Here, Y means that ACL is directly compiled into the Linux kernel. Whereas, m means a loadable module.

Set default ACL permissions.

Let’s create a directory first.

 root@ubnt:~# mkdir acldemo

Have a look before setting ACL permissions, only single users permissions are visible.

root@ubnt:~# getfacl acldemo/
Get ACL attributes.

Defile ACL rule so that any file created under acldemo will be with no permission at other level.

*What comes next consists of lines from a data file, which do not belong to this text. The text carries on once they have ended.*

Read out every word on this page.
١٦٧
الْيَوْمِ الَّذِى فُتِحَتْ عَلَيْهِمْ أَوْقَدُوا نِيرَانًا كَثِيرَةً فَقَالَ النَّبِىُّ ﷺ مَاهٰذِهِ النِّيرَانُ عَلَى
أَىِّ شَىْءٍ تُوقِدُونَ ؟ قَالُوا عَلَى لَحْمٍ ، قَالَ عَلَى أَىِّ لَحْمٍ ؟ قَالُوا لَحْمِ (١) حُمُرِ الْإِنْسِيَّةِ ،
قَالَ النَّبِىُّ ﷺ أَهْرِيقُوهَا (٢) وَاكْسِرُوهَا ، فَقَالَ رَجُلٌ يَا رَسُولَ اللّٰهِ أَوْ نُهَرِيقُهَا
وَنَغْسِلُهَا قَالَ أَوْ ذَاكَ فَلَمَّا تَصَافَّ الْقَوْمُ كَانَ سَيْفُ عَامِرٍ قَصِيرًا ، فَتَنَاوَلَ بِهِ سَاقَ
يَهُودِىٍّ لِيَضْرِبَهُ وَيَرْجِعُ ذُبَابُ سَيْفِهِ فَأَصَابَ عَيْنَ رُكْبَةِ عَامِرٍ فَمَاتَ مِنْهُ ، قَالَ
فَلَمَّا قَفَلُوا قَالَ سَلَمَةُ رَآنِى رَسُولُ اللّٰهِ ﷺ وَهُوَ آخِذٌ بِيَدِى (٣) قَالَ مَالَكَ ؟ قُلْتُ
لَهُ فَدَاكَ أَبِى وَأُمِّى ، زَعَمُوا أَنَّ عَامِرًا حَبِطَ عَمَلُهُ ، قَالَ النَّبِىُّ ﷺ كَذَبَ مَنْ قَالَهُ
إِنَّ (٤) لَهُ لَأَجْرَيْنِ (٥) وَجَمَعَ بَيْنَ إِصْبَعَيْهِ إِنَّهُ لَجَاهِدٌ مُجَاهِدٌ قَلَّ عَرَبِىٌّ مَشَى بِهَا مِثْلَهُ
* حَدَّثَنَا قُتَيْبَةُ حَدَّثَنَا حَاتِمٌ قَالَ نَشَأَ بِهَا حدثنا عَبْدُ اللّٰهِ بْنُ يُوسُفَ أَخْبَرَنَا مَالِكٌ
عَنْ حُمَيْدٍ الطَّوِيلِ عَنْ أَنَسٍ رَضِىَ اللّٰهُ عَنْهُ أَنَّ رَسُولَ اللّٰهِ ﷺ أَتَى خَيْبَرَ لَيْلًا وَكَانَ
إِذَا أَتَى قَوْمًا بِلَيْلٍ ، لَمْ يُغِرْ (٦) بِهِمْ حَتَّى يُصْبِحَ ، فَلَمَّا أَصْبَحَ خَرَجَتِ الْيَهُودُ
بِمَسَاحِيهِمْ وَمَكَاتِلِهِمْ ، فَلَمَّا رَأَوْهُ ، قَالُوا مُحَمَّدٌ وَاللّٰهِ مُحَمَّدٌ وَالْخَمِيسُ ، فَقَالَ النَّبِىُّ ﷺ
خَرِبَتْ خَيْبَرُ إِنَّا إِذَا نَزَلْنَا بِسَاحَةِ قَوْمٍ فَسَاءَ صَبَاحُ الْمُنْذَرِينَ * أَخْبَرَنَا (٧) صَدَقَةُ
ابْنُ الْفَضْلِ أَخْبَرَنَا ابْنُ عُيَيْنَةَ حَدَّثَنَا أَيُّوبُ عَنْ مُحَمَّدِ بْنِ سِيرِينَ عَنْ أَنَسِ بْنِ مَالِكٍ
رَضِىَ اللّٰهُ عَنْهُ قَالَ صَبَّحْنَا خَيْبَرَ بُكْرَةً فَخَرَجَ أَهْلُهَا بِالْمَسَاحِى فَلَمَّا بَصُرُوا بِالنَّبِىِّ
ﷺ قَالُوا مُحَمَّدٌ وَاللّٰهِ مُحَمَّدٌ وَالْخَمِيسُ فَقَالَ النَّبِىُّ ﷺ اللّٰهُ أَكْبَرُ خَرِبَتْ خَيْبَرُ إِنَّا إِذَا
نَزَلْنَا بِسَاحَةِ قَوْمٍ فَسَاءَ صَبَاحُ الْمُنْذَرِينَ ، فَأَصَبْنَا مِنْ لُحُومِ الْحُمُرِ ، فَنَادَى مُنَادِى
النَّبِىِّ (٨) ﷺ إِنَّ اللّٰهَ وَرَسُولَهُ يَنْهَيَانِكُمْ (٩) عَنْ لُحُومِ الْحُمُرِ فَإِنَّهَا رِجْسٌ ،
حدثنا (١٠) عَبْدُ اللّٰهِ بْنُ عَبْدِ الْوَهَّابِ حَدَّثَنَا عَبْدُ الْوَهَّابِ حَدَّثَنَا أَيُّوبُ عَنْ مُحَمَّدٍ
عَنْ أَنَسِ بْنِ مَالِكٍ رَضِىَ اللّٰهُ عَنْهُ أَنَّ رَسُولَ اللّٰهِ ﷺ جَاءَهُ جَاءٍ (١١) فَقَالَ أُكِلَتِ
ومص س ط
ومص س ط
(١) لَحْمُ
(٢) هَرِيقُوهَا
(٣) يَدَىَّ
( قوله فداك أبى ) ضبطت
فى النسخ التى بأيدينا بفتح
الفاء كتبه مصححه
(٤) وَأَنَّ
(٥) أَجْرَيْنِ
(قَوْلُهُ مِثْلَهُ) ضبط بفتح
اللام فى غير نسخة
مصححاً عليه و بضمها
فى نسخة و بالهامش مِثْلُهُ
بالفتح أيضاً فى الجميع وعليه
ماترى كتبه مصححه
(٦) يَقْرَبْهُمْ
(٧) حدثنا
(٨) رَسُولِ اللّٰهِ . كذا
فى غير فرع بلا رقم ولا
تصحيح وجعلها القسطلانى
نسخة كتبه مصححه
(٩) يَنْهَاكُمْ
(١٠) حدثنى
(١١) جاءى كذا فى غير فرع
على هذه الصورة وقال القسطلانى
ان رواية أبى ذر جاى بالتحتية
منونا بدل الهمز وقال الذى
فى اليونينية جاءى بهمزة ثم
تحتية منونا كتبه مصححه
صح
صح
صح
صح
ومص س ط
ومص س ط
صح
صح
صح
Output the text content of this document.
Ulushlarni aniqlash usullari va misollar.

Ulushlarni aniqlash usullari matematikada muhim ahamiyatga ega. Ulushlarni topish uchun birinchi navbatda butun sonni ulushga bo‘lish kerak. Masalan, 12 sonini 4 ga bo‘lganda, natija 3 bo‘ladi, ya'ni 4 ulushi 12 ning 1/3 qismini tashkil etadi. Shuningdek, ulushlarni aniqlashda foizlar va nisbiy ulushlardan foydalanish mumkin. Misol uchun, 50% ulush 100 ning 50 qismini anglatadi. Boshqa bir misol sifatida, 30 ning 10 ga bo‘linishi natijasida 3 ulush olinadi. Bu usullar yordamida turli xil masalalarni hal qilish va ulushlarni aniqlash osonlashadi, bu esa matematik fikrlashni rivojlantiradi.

root@ubnt:~# setfacl -m d:o:--- acldemo

Where, -m stands for modified, d: directory, o: others, and no permission to others is defined for acldemo direct

root@ubnt:~# getfacl acldemo/
ACL changes are made as per requirements.
root@ubnt:~/acldemo# touch test
Create a file and see ACL status.
Hereditary  is sustained. Can see same permisson with file even. 
Here, let's give additonal access permission to a user e.g. 'raj'

root@ubnt:~# setfacl -dm u:raj:rwx acldemo

Have a look if raj user have access or not.

root@ubnt:~# getfacl acldemo/
Amend user and see permission.

Remove ACL entries.

User’s special access can be removed using -x and -b option with setfacl.

Let’s remove ACL permission for user ‘raj’

root@ubnt:~# setfacl -x u:raj acldemo/

Remove ACL records.

root@ubnt:~# setfacl -b  acldemo/

Have a look, original status regained.

Remove all ACL records and have a look.

Conclusion:

Additional permissions are always required in a complex working environment. ACL permissions are always helpful to sustain permission but, without compromising any security issue.